Une brèche dans l’armure de Poutine
Dans la Russie de Vladimir Poutine, qui ne souffre aucune opposition, les manifestations de lundi dans une centaine de villes sont un événement forcément extraordinaire. La mainmise de Poutine sur le pouvoir n’en est aucunement menacée; elles n’en ouvrent pas moins une brèche.
Des milliers de personnes descendues dans les rues d’une centaine de villes — Moscou, SaintPétersbourg, Vladivostok, Kaliningrad… — et, à la clé, quelque 1500 arrestations. Mobilisation populaire nécessairement remarquable, étant donné l’unanimisme dont s’enveloppe Vladimir Poutine par culte de la personnalité et par répression et dénigrement de tout ce qui ressemble de près ou de loin à de la contestation. Faux unanimisme, en fait, sous lequel couve parmi les Russes une part de mécontentement — devant la « corruption du pouvoir», les inégalités économiques et l’absence de logements…
Le Kremlin n’a rien ménagé pour discréditer ce mouvement de protestation anticorruption, à commencer par son leader Alexeï Navalny, un activiste de 40 ans qui fait campagne en vue de la présidentielle qui aura lieu au début de 2018 — sans savoir encore s’il sera autorisé à se présenter. Plusieurs fois arrêté, il est un leader très médiatique qui manie les réseaux sociaux en général et YouTube en particulier avec une efficacité redoutable, parvenant ainsi à contourner les médias officiels; mais leader aussi par défaut, vu le désert que sont devenus les rangs de l’opposition.
Le mouvement de protestation est d’autant plus étonnant qu’il donne des signes, certes fragiles, de survie. D’aucuns ont cru que les manifestations du 26 mars dernier, les plus importantes qu’ait connues la Russie depuis la réélection de M. Poutine en 2012, demeureraient sans suite. Un mouvement de jeunes qui aurait tôt fait de s’essouffler… «La révolte des enfants contre les pères», avait titré en une le journal Moskovski Komsomolets.
Or les manifestations de lundi, convoquées il y a plusieurs semaines à l’appel de Navalny, auront finalement été aussi amples que celles de mars, et ce, malgré l’interdiction de marcher faite par les autorités — et le fait que les manifestants qui sont arrêtés s’exposent à des punitions tout à fait exagérées, comme se voir empêché d’entrer à l’université ou sur le marché du travail.
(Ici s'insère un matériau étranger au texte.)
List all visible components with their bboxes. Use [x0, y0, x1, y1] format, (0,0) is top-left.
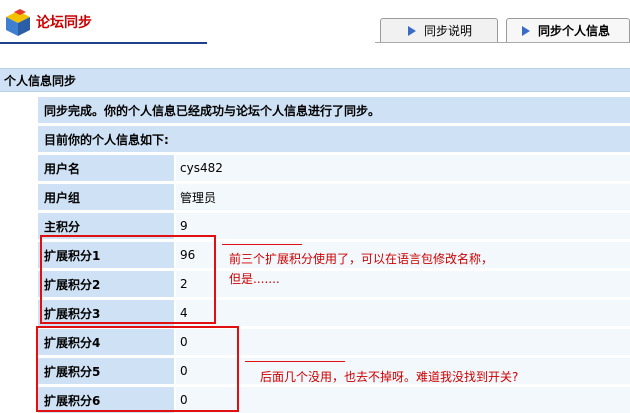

Et si le mouvement demeure extrêmement minoritaire, dans un contexte général où la grande majorité des Russes pensent apparemment que M. Poutine est toujours l’homme de la situation, il reste que ces manifestations sont l’expression d’une certaine résistance à l’adhésion ambiante de la population au discours du Kremlin. Elles sont aussi une sorte de «Printemps érable» pour la façon dont elles ont réussi à mobiliser tout particulièrement les 15-25 ans et, ce faisant, beaucoup de jeunes qui n’ont à peu près rien connu d’autre dans leur vie que M. Poutine, arrivé au pouvoir en 2000.
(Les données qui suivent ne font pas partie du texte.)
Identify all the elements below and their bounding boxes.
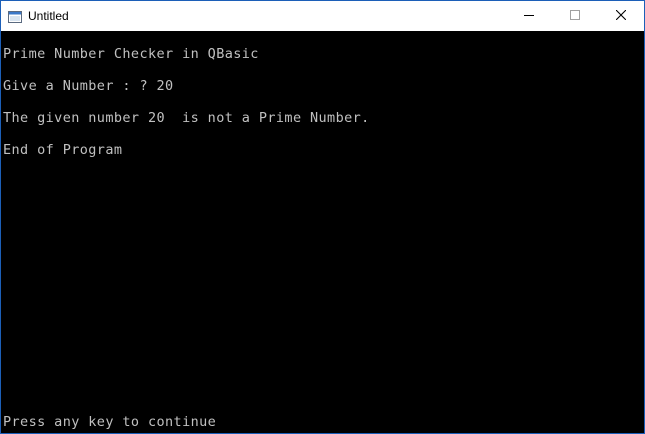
window-title: Untitled bbox=[28, 9, 69, 23]
minimize-icon bbox=[524, 7, 534, 25]
console-line-input: Give a Number : ? 20 bbox=[3, 78, 174, 94]
maximize-icon bbox=[570, 7, 580, 25]
console-footer-prompt: Press any key to continue bbox=[3, 414, 217, 430]
console-output[interactable]: Prime Number Checker in QBasic Give a Nu… bbox=[1, 31, 644, 433]
close-icon bbox=[615, 7, 627, 25]
minimize-button[interactable] bbox=[506, 1, 552, 31]
console-line-title: Prime Number Checker in QBasic bbox=[3, 46, 259, 62]
console-window: Untitled Prime Number Checker in QBasic … bbox=[0, 0, 645, 434]
console-line-result: The given number 20 is not a Prime Numbe… bbox=[3, 110, 370, 126]
title-bar[interactable]: Untitled bbox=[1, 1, 644, 31]
maximize-button[interactable] bbox=[552, 1, 598, 31]
console-window-icon bbox=[8, 10, 22, 23]
close-button[interactable] bbox=[598, 1, 644, 31]
console-line-end: End of Program bbox=[3, 142, 123, 158]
Ce qui n’exclut pas que ce M. Navalny soit un homme controversé dont on se méfie, y compris dans les milieux libéraux et démocrates. Car s’il est à juste titre un grand pourfendeur du système poutinien de corruption et de népotisme, il aura en même temps été sensible dans les années 2000 aux thèses ultranationalistes, sinon racistes, des thèses dont il aurait aujourd’hui pris ses distances. Bref, MM. Poutine et Navalny ne pataugent pas toujours dans des eaux idéologiques entièrement différentes. Ne soyons ni naïfs ni manichéens. Mais apprécions tout de même que, face à M. Poutine, certains ne se résignent pas à se taire.